A great guy called Alistan is a regular in one of our favourite lunch spots, Ukiyo, and we were tipped off that he had his own Jerk marinade, Munroes. We put it on some pork chops and added a Jamaican classic, Rice & Peas (Rice and Beans), which worked brilliantly and we will be definitely giving this marinade a go again. We have subsequently tried it with a few other meats like chicken and lamb and it proved itself very versatile.

If you live in Dublin you can buy Munroes Jamaican Jerk Marinade in Fallon & Byrne. For a full list of stockists see munroes.net.

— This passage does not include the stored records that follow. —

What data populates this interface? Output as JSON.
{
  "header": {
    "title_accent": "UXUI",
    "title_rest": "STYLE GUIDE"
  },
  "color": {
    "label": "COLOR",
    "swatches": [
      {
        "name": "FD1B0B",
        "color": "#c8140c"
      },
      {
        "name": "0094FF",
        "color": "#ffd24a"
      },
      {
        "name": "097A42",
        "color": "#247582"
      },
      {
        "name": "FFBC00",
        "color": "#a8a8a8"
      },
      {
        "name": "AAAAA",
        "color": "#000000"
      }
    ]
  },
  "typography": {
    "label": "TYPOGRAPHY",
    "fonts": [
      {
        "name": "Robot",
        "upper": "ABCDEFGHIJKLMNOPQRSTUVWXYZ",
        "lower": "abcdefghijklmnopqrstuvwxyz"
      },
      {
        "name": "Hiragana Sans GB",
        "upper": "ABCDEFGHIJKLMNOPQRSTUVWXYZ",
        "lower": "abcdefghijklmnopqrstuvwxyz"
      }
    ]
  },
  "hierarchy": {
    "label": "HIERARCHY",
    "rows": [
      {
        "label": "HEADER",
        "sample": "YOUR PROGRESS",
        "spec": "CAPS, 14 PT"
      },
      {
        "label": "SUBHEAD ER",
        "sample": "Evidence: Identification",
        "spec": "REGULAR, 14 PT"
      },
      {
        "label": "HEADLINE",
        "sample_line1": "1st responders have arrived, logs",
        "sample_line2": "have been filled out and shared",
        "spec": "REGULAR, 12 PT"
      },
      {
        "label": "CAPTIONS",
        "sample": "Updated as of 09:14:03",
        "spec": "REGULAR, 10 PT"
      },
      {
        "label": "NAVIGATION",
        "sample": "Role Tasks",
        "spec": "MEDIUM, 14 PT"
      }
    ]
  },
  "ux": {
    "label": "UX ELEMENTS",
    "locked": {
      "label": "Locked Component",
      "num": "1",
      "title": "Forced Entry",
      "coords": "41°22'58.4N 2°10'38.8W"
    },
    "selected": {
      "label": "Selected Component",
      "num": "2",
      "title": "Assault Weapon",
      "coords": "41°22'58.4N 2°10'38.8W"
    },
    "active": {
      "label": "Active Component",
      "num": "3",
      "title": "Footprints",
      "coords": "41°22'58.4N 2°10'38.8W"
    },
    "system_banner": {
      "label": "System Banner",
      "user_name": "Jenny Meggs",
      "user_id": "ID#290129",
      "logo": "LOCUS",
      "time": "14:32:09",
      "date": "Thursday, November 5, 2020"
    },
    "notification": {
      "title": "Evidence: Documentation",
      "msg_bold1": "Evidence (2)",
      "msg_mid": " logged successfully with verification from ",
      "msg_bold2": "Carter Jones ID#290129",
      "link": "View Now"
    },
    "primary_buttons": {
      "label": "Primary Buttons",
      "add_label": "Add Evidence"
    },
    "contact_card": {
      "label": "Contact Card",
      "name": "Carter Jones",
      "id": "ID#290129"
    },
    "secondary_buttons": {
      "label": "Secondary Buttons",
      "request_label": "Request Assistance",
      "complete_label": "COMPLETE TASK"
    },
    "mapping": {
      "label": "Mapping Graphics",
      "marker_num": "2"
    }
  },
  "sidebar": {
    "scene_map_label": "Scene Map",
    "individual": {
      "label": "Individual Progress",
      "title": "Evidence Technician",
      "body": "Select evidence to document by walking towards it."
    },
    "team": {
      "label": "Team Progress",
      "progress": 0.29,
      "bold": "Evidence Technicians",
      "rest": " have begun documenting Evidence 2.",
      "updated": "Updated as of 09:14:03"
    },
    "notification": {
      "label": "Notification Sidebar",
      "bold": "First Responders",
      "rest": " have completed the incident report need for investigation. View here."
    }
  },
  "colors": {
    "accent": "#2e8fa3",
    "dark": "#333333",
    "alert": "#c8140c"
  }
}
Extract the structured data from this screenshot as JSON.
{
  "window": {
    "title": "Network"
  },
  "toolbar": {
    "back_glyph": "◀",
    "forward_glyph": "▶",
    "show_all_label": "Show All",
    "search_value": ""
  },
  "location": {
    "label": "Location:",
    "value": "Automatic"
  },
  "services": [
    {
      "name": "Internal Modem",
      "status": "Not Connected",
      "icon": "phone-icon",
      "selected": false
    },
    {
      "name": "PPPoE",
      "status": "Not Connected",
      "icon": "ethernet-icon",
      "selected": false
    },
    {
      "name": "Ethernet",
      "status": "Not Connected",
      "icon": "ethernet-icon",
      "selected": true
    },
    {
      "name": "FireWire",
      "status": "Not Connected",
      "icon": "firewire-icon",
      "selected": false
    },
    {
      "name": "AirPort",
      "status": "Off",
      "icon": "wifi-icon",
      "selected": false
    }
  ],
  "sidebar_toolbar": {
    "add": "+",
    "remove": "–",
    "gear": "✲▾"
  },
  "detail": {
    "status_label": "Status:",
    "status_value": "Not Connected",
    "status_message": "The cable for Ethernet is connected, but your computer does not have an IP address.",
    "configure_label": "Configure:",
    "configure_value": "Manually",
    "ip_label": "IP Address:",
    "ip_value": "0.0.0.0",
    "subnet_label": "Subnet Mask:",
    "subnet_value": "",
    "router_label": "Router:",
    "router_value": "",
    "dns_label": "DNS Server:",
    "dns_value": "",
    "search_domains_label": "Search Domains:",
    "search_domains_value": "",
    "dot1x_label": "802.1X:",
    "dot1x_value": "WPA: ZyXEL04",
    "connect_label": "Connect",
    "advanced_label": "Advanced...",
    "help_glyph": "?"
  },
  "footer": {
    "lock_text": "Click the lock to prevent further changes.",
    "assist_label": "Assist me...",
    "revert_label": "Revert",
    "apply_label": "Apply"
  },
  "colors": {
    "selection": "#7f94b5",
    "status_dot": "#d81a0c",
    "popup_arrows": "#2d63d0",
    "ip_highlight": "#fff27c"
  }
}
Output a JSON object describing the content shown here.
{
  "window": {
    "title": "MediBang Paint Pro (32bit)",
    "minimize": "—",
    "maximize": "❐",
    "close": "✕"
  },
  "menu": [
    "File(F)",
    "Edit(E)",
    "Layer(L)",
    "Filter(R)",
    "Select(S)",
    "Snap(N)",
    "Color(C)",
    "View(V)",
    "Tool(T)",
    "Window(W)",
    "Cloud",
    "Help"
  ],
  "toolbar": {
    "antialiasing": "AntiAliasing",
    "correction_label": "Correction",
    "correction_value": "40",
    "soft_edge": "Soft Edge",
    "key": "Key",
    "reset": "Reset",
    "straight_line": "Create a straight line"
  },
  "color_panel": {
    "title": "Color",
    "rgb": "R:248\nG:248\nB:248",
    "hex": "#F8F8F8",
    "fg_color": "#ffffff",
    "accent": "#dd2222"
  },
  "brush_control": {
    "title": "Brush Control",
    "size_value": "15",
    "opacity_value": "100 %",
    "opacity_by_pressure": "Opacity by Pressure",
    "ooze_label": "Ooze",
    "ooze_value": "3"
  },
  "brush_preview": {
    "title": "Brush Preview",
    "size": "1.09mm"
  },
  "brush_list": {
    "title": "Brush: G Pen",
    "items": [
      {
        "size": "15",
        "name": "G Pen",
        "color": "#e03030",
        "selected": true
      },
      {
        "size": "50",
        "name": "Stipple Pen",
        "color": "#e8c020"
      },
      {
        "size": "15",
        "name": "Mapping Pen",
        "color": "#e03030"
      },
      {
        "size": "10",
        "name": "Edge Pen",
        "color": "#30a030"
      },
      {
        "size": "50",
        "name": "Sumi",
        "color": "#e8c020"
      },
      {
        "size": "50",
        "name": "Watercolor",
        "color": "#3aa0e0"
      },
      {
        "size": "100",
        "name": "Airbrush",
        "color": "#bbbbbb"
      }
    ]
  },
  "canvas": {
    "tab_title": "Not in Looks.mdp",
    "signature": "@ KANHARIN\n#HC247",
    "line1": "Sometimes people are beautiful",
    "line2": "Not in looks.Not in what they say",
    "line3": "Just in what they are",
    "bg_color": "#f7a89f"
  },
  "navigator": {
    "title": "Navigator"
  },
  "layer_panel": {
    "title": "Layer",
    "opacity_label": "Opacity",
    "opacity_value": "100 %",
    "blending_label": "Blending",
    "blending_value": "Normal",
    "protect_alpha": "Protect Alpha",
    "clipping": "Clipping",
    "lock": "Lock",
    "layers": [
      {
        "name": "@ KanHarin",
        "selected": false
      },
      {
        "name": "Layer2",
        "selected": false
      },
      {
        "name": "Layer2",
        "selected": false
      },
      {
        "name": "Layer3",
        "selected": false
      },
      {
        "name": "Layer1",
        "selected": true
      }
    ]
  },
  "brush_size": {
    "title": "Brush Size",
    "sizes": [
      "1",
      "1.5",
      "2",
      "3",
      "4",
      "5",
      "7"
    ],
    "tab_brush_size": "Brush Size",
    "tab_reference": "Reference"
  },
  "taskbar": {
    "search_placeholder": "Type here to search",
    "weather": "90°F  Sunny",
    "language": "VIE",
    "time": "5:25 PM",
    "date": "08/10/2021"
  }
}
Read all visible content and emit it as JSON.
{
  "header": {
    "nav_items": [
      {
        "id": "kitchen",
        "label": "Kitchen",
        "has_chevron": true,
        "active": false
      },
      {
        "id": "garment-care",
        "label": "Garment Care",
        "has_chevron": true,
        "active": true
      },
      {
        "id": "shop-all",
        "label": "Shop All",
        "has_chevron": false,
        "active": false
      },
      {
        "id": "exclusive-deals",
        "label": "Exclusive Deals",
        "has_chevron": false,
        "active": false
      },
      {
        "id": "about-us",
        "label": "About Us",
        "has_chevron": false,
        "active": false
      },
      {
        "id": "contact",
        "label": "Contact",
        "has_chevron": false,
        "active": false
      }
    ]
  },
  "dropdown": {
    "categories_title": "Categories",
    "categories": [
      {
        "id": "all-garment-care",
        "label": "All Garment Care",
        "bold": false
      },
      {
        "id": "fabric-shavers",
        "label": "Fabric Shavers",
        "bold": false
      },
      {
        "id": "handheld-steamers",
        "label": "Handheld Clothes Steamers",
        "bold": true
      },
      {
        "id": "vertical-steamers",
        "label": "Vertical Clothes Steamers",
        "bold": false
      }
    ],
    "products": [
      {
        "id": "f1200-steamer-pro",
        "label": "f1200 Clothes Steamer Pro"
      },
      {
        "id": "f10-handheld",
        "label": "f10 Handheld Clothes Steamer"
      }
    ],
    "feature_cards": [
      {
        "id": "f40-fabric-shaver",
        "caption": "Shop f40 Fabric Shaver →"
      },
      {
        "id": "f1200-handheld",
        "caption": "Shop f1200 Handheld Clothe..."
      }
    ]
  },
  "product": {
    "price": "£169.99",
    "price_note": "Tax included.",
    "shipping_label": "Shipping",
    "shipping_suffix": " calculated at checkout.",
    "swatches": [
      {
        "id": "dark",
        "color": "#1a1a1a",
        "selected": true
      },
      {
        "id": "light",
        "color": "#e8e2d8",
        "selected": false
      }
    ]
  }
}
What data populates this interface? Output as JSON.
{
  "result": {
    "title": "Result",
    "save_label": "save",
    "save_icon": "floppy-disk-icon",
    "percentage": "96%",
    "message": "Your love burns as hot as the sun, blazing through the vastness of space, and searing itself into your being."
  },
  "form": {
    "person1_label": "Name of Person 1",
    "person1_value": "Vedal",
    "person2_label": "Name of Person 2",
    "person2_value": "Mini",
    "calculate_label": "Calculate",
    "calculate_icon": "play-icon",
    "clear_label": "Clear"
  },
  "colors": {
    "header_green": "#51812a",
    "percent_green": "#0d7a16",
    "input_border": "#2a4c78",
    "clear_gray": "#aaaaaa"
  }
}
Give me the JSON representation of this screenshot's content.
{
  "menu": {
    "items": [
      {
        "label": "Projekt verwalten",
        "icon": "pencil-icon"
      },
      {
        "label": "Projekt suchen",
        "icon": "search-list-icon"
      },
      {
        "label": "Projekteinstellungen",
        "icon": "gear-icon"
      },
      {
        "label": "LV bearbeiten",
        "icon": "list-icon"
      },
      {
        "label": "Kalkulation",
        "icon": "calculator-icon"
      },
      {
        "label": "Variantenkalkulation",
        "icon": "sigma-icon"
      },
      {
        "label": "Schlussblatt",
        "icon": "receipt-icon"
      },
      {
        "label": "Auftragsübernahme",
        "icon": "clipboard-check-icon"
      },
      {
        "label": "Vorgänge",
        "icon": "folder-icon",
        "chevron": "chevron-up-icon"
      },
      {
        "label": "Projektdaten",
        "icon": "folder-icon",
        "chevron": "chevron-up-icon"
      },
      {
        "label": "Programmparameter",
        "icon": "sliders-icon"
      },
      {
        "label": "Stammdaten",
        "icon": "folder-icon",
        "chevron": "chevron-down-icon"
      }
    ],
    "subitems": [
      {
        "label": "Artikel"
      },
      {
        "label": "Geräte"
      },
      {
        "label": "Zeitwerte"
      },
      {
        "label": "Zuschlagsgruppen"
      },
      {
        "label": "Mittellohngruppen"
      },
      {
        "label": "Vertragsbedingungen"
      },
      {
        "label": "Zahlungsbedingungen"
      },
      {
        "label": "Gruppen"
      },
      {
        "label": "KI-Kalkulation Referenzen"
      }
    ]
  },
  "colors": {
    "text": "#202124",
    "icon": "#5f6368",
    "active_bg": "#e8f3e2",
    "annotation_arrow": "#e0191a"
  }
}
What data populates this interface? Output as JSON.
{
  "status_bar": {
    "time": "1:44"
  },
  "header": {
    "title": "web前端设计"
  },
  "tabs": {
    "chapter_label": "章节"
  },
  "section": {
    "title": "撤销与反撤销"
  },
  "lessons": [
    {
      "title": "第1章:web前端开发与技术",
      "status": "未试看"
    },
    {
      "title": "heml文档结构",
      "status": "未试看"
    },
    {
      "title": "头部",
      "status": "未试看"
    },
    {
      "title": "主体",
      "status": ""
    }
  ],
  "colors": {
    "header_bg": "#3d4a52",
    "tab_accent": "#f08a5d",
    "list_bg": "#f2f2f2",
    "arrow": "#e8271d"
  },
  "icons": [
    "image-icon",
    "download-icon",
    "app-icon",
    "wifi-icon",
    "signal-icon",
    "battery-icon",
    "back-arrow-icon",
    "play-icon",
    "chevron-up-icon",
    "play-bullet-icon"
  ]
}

Jerk Pork with Rice & Peas – serves 6

  • 6 pork chops
  • Monroes Jamaican Jerk marinade

FOR THE RICE & PEAS: 

  • 200g basmati rice
  • 400g can of coconut milk
  • 1 bunch of scallions, sliced
  • 2 large thyme sprigs
  • 2 cloves of garlic, finely chopped
  • 2 x 410g cans kidney beans, drained

Pour a generous amount of the Jamaican Jerk marinade over the pork chops and turn a few times to make sure they are well coated. Cover and refrigerate overnight or for at least a couple of hours.

Light your barbecue a good half hour before you’re ready to cook and cook the pork when the coals are white hot. Meanwhile, prepare the rice and peas.

Rinse the rice in plenty of cold water and tip into a saucepan with all the remaining ingredients, except the kidney beans. Season with salt, add 300ml cold water and set over a high heat. When the rice begins to boil, turn the heat down to medium, cover and cook for 10 minutes.

Add the beans to the rice, then cover with a lid and leave off the heat for 5 minutes until all the liquid has been absorbed.

Serve the rice with the Jerk pork off the barbecue.